Langkah 3: Memaparkan Konsep
Setelah proses eksplorasi dilakukan, berikutnya adalah memberikan pemaparan
konsep yang didapat berdasarkan pengetahuan yang diperoleh dari tahap
sebelumnya.

Langkah 4: Mengondisikan Kelas


Tahap mengondisikan kelas dilakukan demi memberikan pengalaman belajar
yang optimal. Caranya adalah dengan membuat suasana belajar kelas yang
nyaman. Ciptakan kehangatan dan  kesantunan namun tetap berwibawa.

3. Motivasi belajar (berdasarkan kebutuhan, tujuan, emotional-interest,


keterampilan regulasi diri)

Emosi dan motivasi memberi warna pada perilaku manusia sehari-hari dan juga
sangat berpengaruh dalam keberhasilan proses belajar. Emosi berperan dalam
membantu mempercepat atau justru memperlambat proses pembelajaran. Dan
emosi juga membantu proses pembelajaran lebih bermakna dan menyenangkan.

Motivasi belajar berdasarkan kebutuhan, Abraham Maslow membuat Hierarchy of


Needs-nya, dia berpendapat bahwa manusia dimotivasi oleh lima kebutuhan
esensial: fisiologis, keamanan, sosial, harga diri dan aktualisasi diri (juga dikenal
sebagai pemenuhan diri). Bertujuan untuk Membuat siswa menjadi semangat
belajar, Meminimalisir Rasa Jenuh, Membantu siswa dalam menemukan tujuannya,
menumbuhkan sikap optimisme dalam diri siswa, dan siswa menjadi
eksploratif. Dalam proses pembelajaran, emotional interest, minat dan rasa tertarik
siswa dapat meningkatkan motivasi belajarnya. Regulasi diri akan membantu siswa
mengendalikan pikiran, perasaan dorongan dan hasrat yang sifatnya eksternal untuk
mencapai cita-citanya. Empat komponen regulasi diri: kontrol kognitif, regulasi
motivasi, regulasi perilaku, dan regulasi konteks.

4. Paradigma personal peserta didik (growth mindset dan fixed mindset)

Pada growth mindset, seseorang memiliki keyakinan yang mendasar bahwa


pembelajaran dan kecerdasan mereka dapat tumbuh seiring waktu, upaya dan
pengalaman.

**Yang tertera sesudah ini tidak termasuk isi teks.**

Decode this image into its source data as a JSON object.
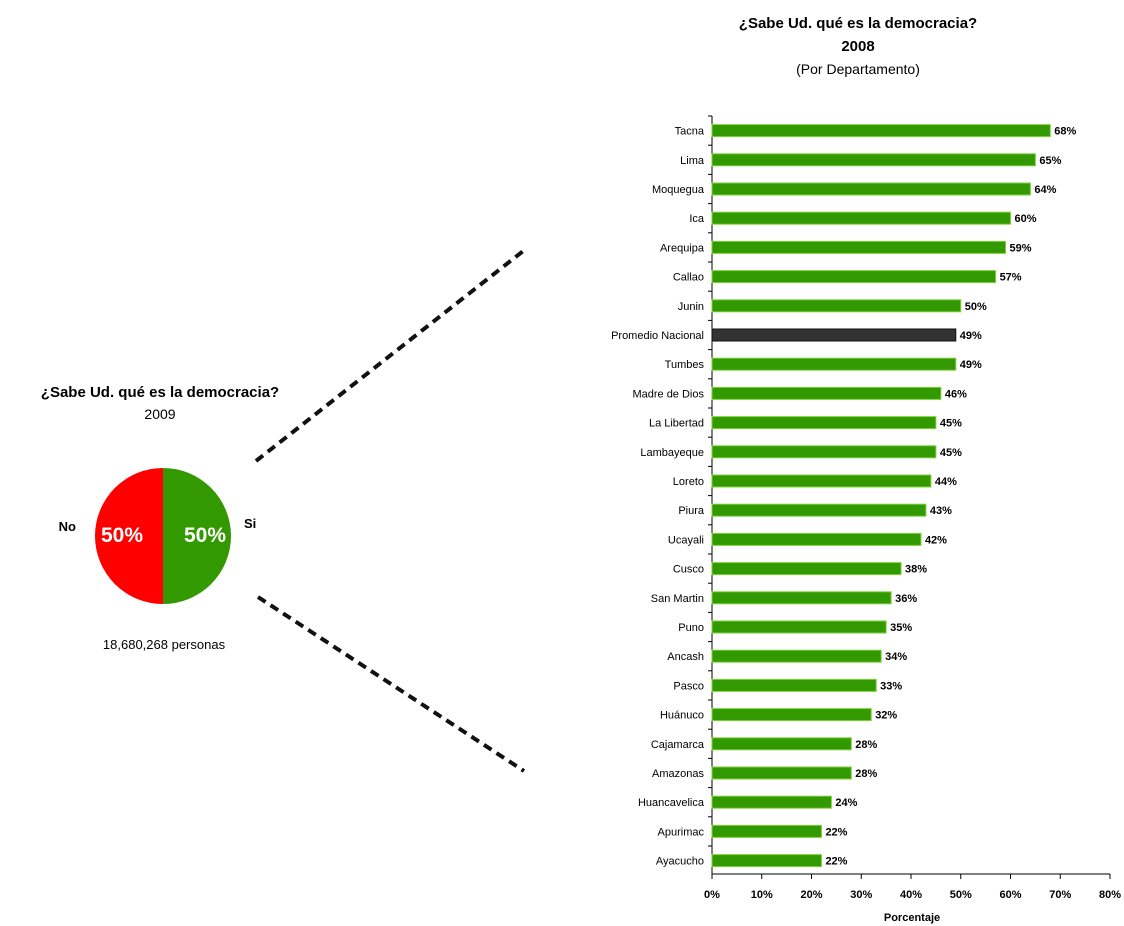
{
  "colors": {
    "yes": "#339900",
    "no": "#ff0000",
    "national": "#333333",
    "yes_border": "#7fd13b"
  },
  "chart_data": [
    {
      "type": "pie",
      "title": "¿Sabe Ud. qué es la democracia?",
      "subtitle": "2009",
      "slices": [
        {
          "label": "Si",
          "value": 50,
          "value_label": "50%"
        },
        {
          "label": "No",
          "value": 50,
          "value_label": "50%"
        }
      ],
      "footnote": "18,680,268 personas"
    },
    {
      "type": "bar",
      "orientation": "horizontal",
      "title": "¿Sabe Ud. qué es la democracia?",
      "subtitle": "2008",
      "subtitle2": "(Por Departamento)",
      "xlabel": "Porcentaje",
      "xlim": [
        0,
        80
      ],
      "xticks": [
        "0%",
        "10%",
        "20%",
        "30%",
        "40%",
        "50%",
        "60%",
        "70%",
        "80%"
      ],
      "highlight": "Promedio Nacional",
      "categories": [
        "Tacna",
        "Lima",
        "Moquegua",
        "Ica",
        "Arequipa",
        "Callao",
        "Junin",
        "Promedio Nacional",
        "Tumbes",
        "Madre de Dios",
        "La Libertad",
        "Lambayeque",
        "Loreto",
        "Piura",
        "Ucayali",
        "Cusco",
        "San Martin",
        "Puno",
        "Ancash",
        "Pasco",
        "Huánuco",
        "Cajamarca",
        "Amazonas",
        "Huancavelica",
        "Apurimac",
        "Ayacucho"
      ],
      "values": [
        68,
        65,
        64,
        60,
        59,
        57,
        50,
        49,
        49,
        46,
        45,
        45,
        44,
        43,
        42,
        38,
        36,
        35,
        34,
        33,
        32,
        28,
        28,
        24,
        22,
        22
      ],
      "value_labels": [
        "68%",
        "65%",
        "64%",
        "60%",
        "59%",
        "57%",
        "50%",
        "49%",
        "49%",
        "46%",
        "45%",
        "45%",
        "44%",
        "43%",
        "42%",
        "38%",
        "36%",
        "35%",
        "34%",
        "33%",
        "32%",
        "28%",
        "28%",
        "24%",
        "22%",
        "22%"
      ]
    }
  ]
}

Ketika seseorang percaya bahwa mereka bisa menjadi lebih pintar,
mereka menyadari bahwa jika mereka melakukan upaya itu akan berdampak pada
keberhasilan, sehingga mereka bersedia untuk meluangkan waktu lebih agar
mencapai keberhasilan yang lebih tinggi. Growth mindset didasarkan pada keyakinan
bahwa prestasi akademik yang baik berasal dari upaya yang gigih dalam belajar.

Pada fixed mindset, seseorang tidak percaya bahwa mereka dapat mengembangkan
dan meningkatkan kecerdasan dan bakat mereka. Mereka juga percaya bahwa bakat
saja yang mengarah pada kesuksesan dan tidak diperlukan usaha untuk mencapai
sebuah keberhasilan. Di sekolah, seorang siswa yang memiliki fixed mindset tetap
takut untuk mencoba sekalipun diberikan kesempatan oleh gurunya. Para siswa tidak
berusaha mencari bantuan karena mereka percaya bahwa segala sesuatu yang
dilakukan bertujuan untuk mengukur kecerdasan mereka. Pola pikir seperti ini yang
akan menjadi sumber turunnya motivasi pada siswa.